Violenza sulle donne, piaga della Sibaritide. E i carnefici sono spesso persone “onorate” dalla società
Il dramma dei maltrattamenti nel nostro humus si consumano nei diversi strati sociali. La violenza si annida nelle famiglie “perbene”. Il lavoro incessante di Forze dell’ordine e associazioni fa emergere un fenomeno che non può essere ghettizzato

CORIGLIANO-ROSSANO – Oggi si celebra la giornata contro la violenza sulle donne. Una ricorrenza che alle latitudini della Sibaritide e di Corigliano-Rossano assume una forma ancora più concreta e reale. E questo non solo perché in questo territorio si sono consumate violenze efferate come quella che ha portato alla morte la giovanissima Fabiana Luzzi; ma perché, proprio qui, nella Calabria del nord-est la violenza di genere continua a rimanere un atto di sopraffazione inaudita quasi all’ordine del giorno.
Sono costanti e quasi quotidiani gli interventi che le Forze dell’Ordine e le associazioni di sostegno alle vittime fanno per evitare che atti brutali a danno di donne e indifesi, perlopiù, si consumino o – peggio ancora – si ripetano in modo irrimediabile. E questo avviene quando la vittima trova il coraggio e la forza di denunciare o semplicemente di chiedere aiuto. La punta di un iceberg. Ci sono, poi, tante altre situazioni sommerse, silenti, sconosciute, che vivono nell’ombra e dove nessuno riesce ad arrivare, a sapere e, quindi, a intervenire.
Donne prese a botte di continuo dai loro compagni, seviziate o costrette a prostituirsi; ragazze bullizzate o riprese in atti sessuali da loro coetanei o da adulti depravati e le immagini scaraventate sul diabolico mondo del web; e, ancora, anziani e bambini maltrattati nel silenzio delle case. Un mondo sommerso, dicevamo, sul quale la magistratura e le forze dell’ordine operano ormai da tempo e che trova nel nostro territorio un suo epicentro. E i carnefici, molto spesso, sono persone che fanno parte della società bene: gente apparentemente corretta e rispettosa, professionisti, figli di buona famiglia, “onorate” dalla società che nascondono un background di depravazione, prevaricazione e violenza.
La percezione comune porta spesso ad allontanare questi mostri dal mondo attorno a noi, quello che viviamo quotidianamente. Perché nessuno può immaginare che tali atti di violenza e prevaricazioni possano celarsi nelle nostre prossimità, negli ambienti “salubri” che frequentiamo giornalmente. Siamo più inclini a pensare che azioni di vero e proprio degrado sociale possano consumarsi in ambienti familiari disagiati, nelle comunità di immigrati, nelle favelas dei nostri territori, insomma nei “ghetti” della nostra società dai quali ci teniamo a debita distanza proprio per evitare “contaminazioni”. Idiozie!

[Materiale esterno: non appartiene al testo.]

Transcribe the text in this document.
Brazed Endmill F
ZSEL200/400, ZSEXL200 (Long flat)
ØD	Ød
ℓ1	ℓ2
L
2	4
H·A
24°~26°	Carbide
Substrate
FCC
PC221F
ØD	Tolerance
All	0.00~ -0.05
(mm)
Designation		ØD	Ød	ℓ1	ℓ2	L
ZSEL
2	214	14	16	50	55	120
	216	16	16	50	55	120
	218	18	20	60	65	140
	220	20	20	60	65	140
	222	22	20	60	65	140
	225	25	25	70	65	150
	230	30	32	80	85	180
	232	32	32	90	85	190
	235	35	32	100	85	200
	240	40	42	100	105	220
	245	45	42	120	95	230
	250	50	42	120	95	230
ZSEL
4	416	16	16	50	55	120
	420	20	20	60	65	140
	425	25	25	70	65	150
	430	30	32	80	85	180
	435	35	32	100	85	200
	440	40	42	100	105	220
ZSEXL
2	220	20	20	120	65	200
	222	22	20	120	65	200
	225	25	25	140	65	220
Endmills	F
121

I dati raccolti da chi quotidianamente opera sul campo dicono tutt’altro. Proprio nei giorni scorsi ne abbiamo parlato con Sonia Leonino, presidente della casa-rifugio “Mondiversi” di Corigliano-Rossano che evidenziava proprio come la violenza di genere sia attanagliata da pregiudizi e luoghi comuni che interessano sia le vittime che i carnefici. Secondo le stime il fenomeno è trasversale e interessa donne di qualunque età, estrazione sociale e provenienza. Non è solo una “patologia” di una società povera, isolata o culturalmente arretrata. «È necessario che si vada oltre le storture mediatiche» denunciava la presidente Leonino. «Il pregiudizio – ha sottolineato - secondo cui siano gli stranieri a infliggere maggiori violenze o che le vittime provengano maggiormente da contesti svantaggiati è assolutamente infondato e falso. Noi seguiamo 22 donne (attualmente) e 13 sono italiane, alcune addirittura compagne o figlie di professionisti. Non dimentichiamoci che i maltrattamenti avvengono in prevalenza nell’ambito familiare. Insomma, nulla a che vedere con la provenienza o con l’estrazione sociale».
Ecco perché è importante creare consapevolezza, sensibilizzare la società e soprattutto le nuove generazioni, tutti i giorni e non solo nelle giornate canoniche della memoria e del ricordo. L’atto della denuncia dovrebbe essere una costante all’infinito. Perché solo così si infonde fiducia e coraggio nelle vittime. Solo così si contribuisce a crescere persone e cittadini sani e immunizzati da una malattia sociale silenziosa e spesso fatale.